Членовредительством я иногда занималась в школе, чтобы справиться с эмоциями. Я не могла ни с кем поговорить о своих чувствах и ощущениях, но мне нравилось «наказывать» себя за допущенные промахи. Короче, я себя резала. Тайком, конечно, и эпизодически, но в колледже такие случаи участились.

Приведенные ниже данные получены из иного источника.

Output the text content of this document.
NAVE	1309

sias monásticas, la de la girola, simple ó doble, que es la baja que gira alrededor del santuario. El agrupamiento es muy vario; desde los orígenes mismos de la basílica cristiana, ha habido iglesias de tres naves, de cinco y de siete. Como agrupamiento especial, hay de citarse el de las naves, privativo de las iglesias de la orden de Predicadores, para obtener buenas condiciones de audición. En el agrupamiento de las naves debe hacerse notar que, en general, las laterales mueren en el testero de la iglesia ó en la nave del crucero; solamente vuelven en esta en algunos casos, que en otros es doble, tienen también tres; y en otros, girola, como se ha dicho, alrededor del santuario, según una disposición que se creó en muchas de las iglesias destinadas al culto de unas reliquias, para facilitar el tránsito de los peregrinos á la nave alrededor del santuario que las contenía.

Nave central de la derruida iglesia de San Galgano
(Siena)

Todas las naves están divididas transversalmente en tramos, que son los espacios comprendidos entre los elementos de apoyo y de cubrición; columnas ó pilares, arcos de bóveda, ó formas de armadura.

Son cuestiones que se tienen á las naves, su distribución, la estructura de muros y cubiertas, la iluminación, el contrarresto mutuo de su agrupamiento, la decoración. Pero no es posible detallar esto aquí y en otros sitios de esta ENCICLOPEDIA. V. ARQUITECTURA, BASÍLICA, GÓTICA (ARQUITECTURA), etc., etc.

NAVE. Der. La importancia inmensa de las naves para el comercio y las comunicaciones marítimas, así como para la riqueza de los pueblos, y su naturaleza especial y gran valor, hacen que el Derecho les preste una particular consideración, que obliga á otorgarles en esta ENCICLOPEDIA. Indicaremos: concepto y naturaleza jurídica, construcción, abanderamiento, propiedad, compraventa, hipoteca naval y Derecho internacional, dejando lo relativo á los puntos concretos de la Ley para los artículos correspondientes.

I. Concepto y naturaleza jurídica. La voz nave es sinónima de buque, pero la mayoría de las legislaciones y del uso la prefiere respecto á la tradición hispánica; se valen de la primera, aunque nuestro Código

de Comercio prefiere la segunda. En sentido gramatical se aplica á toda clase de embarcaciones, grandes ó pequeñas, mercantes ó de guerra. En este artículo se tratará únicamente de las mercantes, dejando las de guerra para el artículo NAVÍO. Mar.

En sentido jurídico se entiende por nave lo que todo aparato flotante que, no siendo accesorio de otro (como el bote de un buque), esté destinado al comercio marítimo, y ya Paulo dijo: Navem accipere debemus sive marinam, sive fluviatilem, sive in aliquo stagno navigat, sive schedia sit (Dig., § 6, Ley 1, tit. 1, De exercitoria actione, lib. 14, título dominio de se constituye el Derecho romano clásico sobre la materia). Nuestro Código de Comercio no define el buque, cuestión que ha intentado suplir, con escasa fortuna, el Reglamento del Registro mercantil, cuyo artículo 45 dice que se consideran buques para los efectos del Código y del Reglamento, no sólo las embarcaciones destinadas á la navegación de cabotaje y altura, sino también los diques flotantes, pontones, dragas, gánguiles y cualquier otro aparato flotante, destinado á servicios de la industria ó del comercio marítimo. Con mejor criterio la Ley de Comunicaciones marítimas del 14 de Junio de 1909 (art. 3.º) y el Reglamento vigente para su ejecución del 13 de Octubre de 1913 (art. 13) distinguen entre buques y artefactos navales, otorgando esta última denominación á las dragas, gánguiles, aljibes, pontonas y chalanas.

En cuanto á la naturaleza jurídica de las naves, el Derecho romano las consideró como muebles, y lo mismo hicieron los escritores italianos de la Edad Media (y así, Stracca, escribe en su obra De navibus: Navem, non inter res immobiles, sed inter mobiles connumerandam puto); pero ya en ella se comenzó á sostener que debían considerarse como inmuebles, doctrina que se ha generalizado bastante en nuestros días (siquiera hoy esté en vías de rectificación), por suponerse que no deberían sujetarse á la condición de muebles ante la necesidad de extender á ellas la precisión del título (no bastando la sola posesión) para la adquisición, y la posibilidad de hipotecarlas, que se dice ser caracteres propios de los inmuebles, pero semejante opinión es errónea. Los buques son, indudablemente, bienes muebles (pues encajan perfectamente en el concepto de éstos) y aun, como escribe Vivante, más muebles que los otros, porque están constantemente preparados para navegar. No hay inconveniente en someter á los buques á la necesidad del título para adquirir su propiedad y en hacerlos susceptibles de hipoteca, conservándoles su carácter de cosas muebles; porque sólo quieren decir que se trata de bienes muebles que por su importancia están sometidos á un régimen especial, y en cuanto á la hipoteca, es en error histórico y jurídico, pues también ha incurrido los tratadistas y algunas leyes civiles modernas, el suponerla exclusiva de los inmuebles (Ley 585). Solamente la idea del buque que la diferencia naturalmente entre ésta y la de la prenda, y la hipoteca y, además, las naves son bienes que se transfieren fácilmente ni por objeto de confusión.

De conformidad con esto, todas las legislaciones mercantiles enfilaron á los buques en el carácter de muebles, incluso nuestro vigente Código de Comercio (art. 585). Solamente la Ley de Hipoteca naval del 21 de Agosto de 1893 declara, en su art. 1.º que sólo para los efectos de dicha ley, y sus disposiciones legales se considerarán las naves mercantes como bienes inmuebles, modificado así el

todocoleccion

Однажды, темной декабрьской ночью, я сказала себе, что больше не вижу смысла в жизни. Я оказалась неудачницей, поставив крест на своей мечте стать медсестрой. У всех моих друзей была совершенно новая, интересная жизнь, и я давно потеряла связь с ними. Я все время спала, я ненавидела колледж, и я была глубоко несчастна. Поэтому я снова заперлась в гардеробной и начала резать себя по-настоящему. Прежде чем я успела что-либо осознать, мои руки оказались в крови. Пока я сидела, истекая кровью, помню, меня посетила мысль: «Вот оно. Я безнадежно, абсолютно, неизлечимо психически больная».
Я уже не могла скрывать это и дальше. Мне пришлось попросить о помощи.

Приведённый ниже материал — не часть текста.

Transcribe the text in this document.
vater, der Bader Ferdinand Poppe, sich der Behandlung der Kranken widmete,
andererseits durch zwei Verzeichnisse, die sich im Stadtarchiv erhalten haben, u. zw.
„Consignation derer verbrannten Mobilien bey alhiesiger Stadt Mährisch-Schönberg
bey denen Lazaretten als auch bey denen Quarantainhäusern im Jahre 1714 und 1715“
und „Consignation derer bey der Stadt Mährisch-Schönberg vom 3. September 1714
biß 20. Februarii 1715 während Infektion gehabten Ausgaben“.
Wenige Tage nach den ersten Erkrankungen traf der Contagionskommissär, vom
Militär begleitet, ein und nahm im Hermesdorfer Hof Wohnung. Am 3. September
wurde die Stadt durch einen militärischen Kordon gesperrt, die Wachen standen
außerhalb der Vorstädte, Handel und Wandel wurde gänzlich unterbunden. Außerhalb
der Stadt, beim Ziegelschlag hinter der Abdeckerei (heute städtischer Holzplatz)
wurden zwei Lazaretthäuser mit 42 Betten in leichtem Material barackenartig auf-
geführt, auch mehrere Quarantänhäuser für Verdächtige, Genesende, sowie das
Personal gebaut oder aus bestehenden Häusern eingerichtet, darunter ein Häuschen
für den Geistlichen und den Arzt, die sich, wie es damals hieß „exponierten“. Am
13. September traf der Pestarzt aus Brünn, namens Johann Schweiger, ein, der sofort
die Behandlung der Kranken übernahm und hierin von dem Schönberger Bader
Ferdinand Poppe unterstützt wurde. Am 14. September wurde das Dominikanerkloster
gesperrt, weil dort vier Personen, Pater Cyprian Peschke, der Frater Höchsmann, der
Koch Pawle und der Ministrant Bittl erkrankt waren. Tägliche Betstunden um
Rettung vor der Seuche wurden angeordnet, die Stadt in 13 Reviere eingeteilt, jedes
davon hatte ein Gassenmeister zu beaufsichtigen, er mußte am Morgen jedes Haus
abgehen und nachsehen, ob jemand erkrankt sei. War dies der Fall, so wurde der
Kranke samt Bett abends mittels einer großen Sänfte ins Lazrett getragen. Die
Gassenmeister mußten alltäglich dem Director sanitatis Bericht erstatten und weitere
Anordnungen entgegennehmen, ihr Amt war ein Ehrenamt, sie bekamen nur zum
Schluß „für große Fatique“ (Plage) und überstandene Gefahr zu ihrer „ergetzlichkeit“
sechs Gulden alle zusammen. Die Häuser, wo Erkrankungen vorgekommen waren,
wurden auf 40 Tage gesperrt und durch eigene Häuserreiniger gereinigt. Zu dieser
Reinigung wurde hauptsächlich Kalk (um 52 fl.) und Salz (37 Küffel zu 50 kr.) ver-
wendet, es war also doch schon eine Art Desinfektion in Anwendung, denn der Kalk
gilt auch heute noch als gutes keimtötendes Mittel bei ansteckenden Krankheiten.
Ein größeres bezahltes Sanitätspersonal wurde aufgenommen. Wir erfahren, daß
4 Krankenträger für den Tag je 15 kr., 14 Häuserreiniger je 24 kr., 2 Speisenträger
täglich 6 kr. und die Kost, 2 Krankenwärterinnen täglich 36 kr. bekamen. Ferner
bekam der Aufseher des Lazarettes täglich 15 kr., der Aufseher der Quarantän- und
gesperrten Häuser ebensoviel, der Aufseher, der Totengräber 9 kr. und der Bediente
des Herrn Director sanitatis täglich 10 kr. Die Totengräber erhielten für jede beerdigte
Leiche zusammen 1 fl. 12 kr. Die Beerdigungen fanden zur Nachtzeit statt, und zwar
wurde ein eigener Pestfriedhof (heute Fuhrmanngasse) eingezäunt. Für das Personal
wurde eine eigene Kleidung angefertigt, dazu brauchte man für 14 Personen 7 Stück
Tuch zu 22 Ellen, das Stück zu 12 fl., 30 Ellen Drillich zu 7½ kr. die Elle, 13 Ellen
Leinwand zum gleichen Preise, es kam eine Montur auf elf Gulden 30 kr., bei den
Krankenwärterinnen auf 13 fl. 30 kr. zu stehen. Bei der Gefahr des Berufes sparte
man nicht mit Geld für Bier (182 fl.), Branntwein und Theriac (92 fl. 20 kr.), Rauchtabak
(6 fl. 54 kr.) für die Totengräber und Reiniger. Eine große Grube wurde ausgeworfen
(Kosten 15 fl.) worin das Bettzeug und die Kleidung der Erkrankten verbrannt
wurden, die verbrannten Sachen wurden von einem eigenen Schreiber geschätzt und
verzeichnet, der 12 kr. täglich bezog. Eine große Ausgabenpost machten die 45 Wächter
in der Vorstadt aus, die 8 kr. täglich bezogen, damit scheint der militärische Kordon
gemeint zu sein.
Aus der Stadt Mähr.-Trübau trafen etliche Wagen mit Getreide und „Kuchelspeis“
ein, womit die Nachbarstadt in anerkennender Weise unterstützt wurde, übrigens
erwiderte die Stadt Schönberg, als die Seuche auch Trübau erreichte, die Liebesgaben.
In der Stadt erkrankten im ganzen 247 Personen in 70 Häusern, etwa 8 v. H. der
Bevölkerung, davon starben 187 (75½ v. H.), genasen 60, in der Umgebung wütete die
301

7. Просьбы о помощи и другие пугающие разговоры
Для многих из нас нет ничего труднее, чем попросить о помощи.
Это предполагает, что вы предстанете уязвимыми и не такими сильными, как вам бы хотелось выглядеть в глазах окружающих. Вам придется впустить кого-то в свой мир и позволить им увидеть тот хаос, в котором вы находитесь. Короче говоря, просьба о помощи – настоящая заноза в заднице, и это совсем не смешно.
В первый раз мне пришлось обратиться за помощью, когда я была испуганной и нервной девятиклассницей. Адаптация к старшей школе проходила тяжело. Учеба как будто испытывала меня на прочность; я с трудом привыкала к новым друзьям и вообще к подростковой жизни. Но больше всего меня угнетала грусть. Мне было очень грустно. В конце концов мне надоело чувствовать себя несчастной и захотелось все изменить. Поэтому я решила сделать то, что советуют в таких случаях: обратиться за помощью.
Так меня занесло в кабинет школьного психолога. – Думаю, мне нужна помощь, – объяснила я даме в приемной.